I'm not quite sure how this is relevant here. The vaccination is not going to be repeating with a larger than annual frequency. And the vaccinations themselves happen throughout the year anyway, so how does it matter how much the side effect is delayed? The side effect is also going to be happening throughout the year; it's not like 177M people are going to be vaccinated on the same day, which is what you seem to be assuming for some reason.
> Assuming young people have lower incidence rate and it is not already accounted for, there would be more vaccines carditis than natural occurrences.
No, absolutely not. Definitely not according to your flawed reasoning.
Why a year? Why not daily? The vaccinations happen throughout the day. Why not per lifetime? You can only get the second dose once. I could pick any interval, either customary (hourly, daily, monthly) or completely arbitrary (per 47 seconds) and get any number as a result.
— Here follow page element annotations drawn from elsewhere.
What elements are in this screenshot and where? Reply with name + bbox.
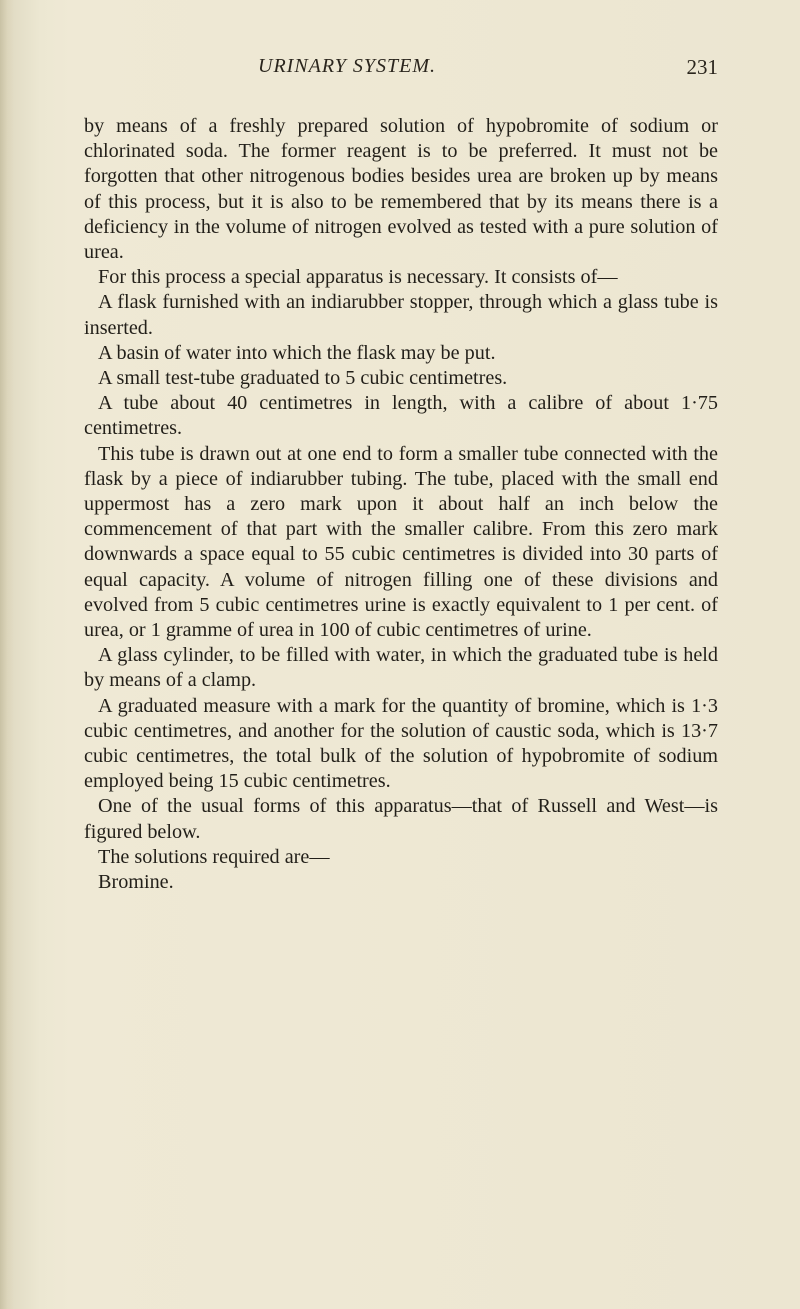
paragraph-solutions-required: The solutions required are—: [98, 845, 330, 868]
running-head: URINARY SYSTEM.: [258, 55, 436, 77]
paragraph-test-tube: A small test-tube graduated to 5 cubic centimetres.: [98, 367, 508, 390]
paragraph-tube-description: This tube is drawn out at one end to form a smaller tube connected with the flask by a piece of indiarubber tubing. The tube, placed with the small end uppermost has a zero mark upon it about half an inch below the commencement of that part with the smaller calibre. From this zero mark downwards a space equal to 55 cubic centimetres is divided into 30 parts of equal capacity. A volume of nitrogen filling one of these divisions and evolved from 5 cubic centimetres urine is exactly equivalent to 1 per cent. of urea, or 1 gramme of urea in 100 of cubic centimetres of urine.: [84, 442, 718, 642]
paragraph-basin: A basin of water into which the flask may be put.: [98, 341, 496, 364]
page-number: 231: [686, 55, 718, 79]
body-text: [84, 114, 718, 895]
paragraph-glass-cylinder: A glass cylinder, to be filled with water, in which the graduated tube is held by means of a clamp.: [84, 644, 718, 692]
page-gutter-shadow: [0, 0, 14, 1309]
paragraph-bromine: Bromine.: [98, 871, 174, 894]
paragraph-continuation: by means of a freshly prepared solution of hypobromite of sodium or chlorinated soda. The former reagent is to be preferred. It must not be forgotten that other nitrogenous bodies besides urea are broken up by means of this process, but it is also to be remembered that by its means there is a deficiency in the volume of nitrogen evolved as tested with a pure solution of urea.: [84, 115, 718, 264]
page-header: [84, 55, 718, 81]
paragraph-apparatus-intro: For this process a special apparatus is necessary. It consists of—: [98, 266, 618, 289]
paragraph-tube: A tube about 40 centimetres in length, with a calibre of about 1·75 centimetres.: [84, 392, 718, 440]
paragraph-flask: A flask furnished with an indiarubber stopper, through which a glass tube is inserted.: [84, 291, 718, 339]
paragraph-russell-west: One of the usual forms of this apparatus—that of Russell and West—is figured below.: [84, 795, 718, 843]
paragraph-graduated-measure: A graduated measure with a mark for the quantity of bromine, which is 1·3 cubic centimetres, and another for the solution of caustic soda, which is 13·7 cubic centimetres, the total bulk of the solution of hypobromite of sodium employed being 15 cubic centimetres.: [84, 694, 718, 793]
If you can't argue why a per-year incidence is the proper number and not any other, then that by itself disproves the validity of the approach. You can't just pick an arbitrary number for what is effectively a scaling factor and say works for me.
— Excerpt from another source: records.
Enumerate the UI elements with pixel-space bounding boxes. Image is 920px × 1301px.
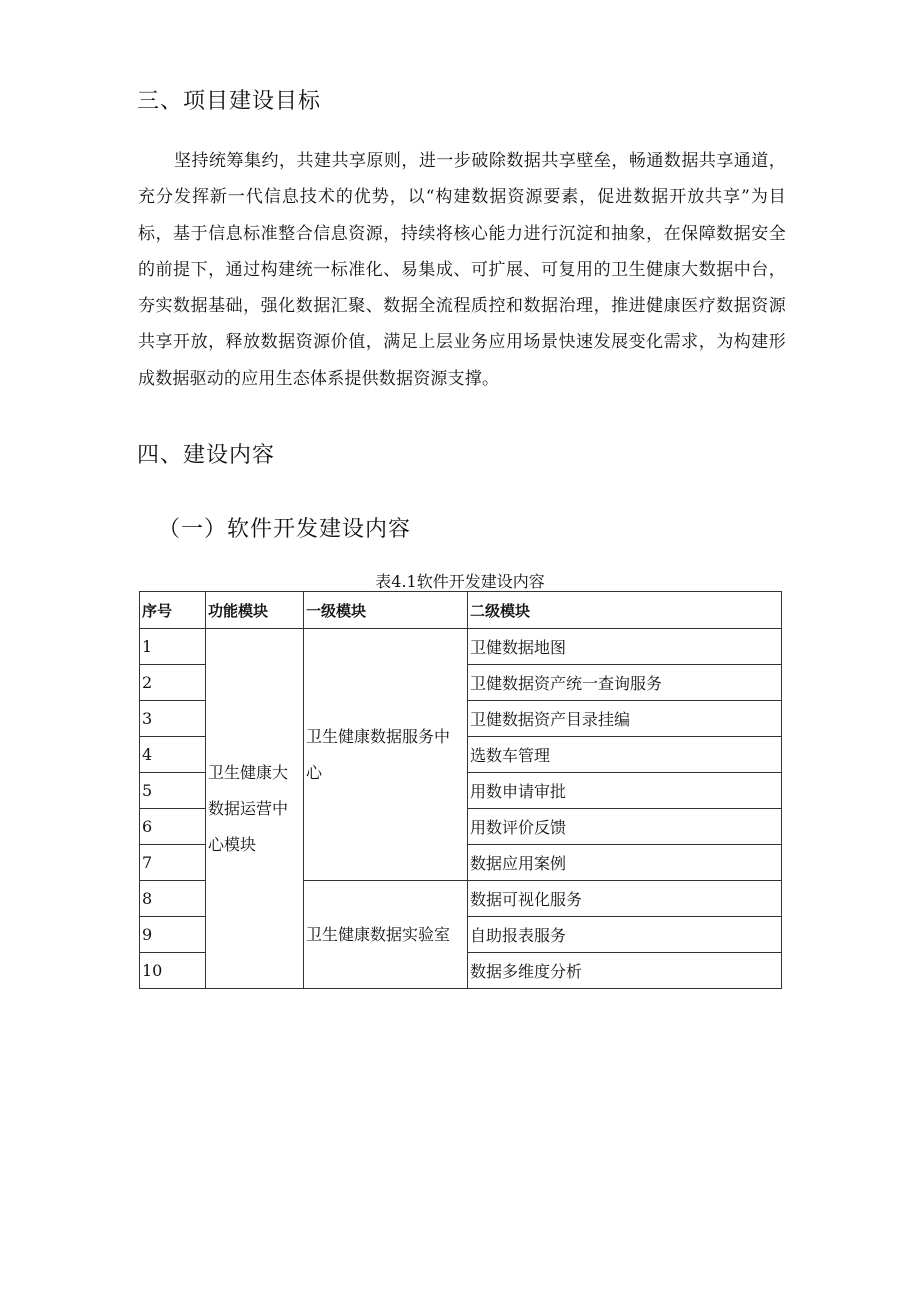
project-goal-paragraph: 坚持统筹集约，共建共享原则，进一步破除数据共享壁垒，畅通数据共享通道，充分发挥新一代信息技术的优势，以“构建数据资源要素，促进数据开放共享”为目标，基于信息标准整合信息资源，持续将核心能力进行沉淀和抽象，在保障数据安全的前提下，通过构建统一标准化、易集成、可扩展、可复用的卫生健康大数据中台，夯实数据基础，强化数据汇聚、数据全流程质控和数据治理，推进健康医疗数据资源共享开放，释放数据资源价值，满足上层业务应用场景快速发展变化需求，为构建形成数据驱动的应用生态体系提供数据资源支撑。 <box>138 151 786 389</box>
level2-cell: 用数评价反馈 <box>468 809 782 845</box>
row-number: 2 <box>140 665 206 701</box>
row-number: 1 <box>140 629 206 665</box>
row-number: 7 <box>140 845 206 881</box>
level2-cell: 选数车管理 <box>468 737 782 773</box>
level2-cell: 卫健数据资产统一查询服务 <box>468 665 782 701</box>
table-header-row <box>140 592 782 629</box>
level2-cell: 卫健数据地图 <box>468 629 782 665</box>
header-function-module: 功能模块 <box>206 592 304 629</box>
level1-cell-service-center: 卫生健康数据服务中心 <box>304 629 468 881</box>
header-level1: 一级模块 <box>304 592 468 629</box>
row-number: 6 <box>140 809 206 845</box>
row-number: 5 <box>140 773 206 809</box>
row-number: 9 <box>140 917 206 953</box>
level2-cell: 自助报表服务 <box>468 917 782 953</box>
table-caption: 表4.1软件开发建设内容 <box>375 572 545 591</box>
row-number: 3 <box>140 701 206 737</box>
subsection-heading: （一）软件开发建设内容 <box>158 517 412 542</box>
table-row <box>140 629 782 665</box>
level1-cell-laboratory: 卫生健康数据实验室 <box>304 881 468 989</box>
level2-cell: 数据多维度分析 <box>468 953 782 989</box>
level2-cell: 数据应用案例 <box>468 845 782 881</box>
row-number: 10 <box>140 953 206 989</box>
row-number: 8 <box>140 881 206 917</box>
section-4-heading: 四、建设内容 <box>137 443 276 468</box>
row-number: 4 <box>140 737 206 773</box>
function-module-cell: 卫生健康大数据运营中心模块 <box>206 629 304 989</box>
header-no: 序号 <box>140 592 206 629</box>
level2-cell: 用数申请审批 <box>468 773 782 809</box>
level2-cell: 数据可视化服务 <box>468 881 782 917</box>
header-level2: 二级模块 <box>468 592 782 629</box>
section-3-heading: 三、项目建设目标 <box>137 89 322 114</box>
level2-cell: 卫健数据资产目录挂编 <box>468 701 782 737</box>
software-content-table <box>139 591 782 989</box>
I wanted to compare vaccination occurrences with regular ones. Most of reported vaccine carditis happens a few days after second dose, so I compared those with the average incidence for a few (5) days. I.e. how likely is one to get vaccine carditis vs. background carditis during the same or equivalent time.
Sorry about the last paragraph. I meant vaccine carditis vs. non-vaccine for young males during the same time one would be at risk from vaccine carditis. Mainly as a sanity check for the signal-to-noise ratio.
> Why a year? Why not daily? The vaccinations happen throughout the day.
Because vaccinations take months, perhaps up to a year. In my country it's been at least half a year by now and we're at something like 55-60% of the population.
> Why not per lifetime? You can only get the second dose once.
Lifetime makes it an even worse comparison for natural myocarditis since you can get that in any year of your life. (But if need arises in the future for annual boosters against new strains or something like that, chances are that annual risks will again be the number to look for.)
> I could pick any interval, either customary (hourly, daily, monthly) or completely arbitrary (per 47 seconds) and get any number as a result.
You can pick garbage methodology and get garbage results, agreed. You can do pretty much what you want.
> Most of reported vaccine carditis happens a few days after second dose, so I compared those with the average incidence for a few (5) days.
Which is a complete red herring since how do you know that other kinds of myocarditis don't happen a few days after the initial viral infection as well? Either delay is completely irrelevant since shifting infections of individuals in time does nothing to overall statistics of incidence.
> Assuming young people have lower incidence rate and it is not already accounted for, there would be more vaccines carditis than natural occurrences.
No, absolutely not. Definitely not according to your flawed reasoning.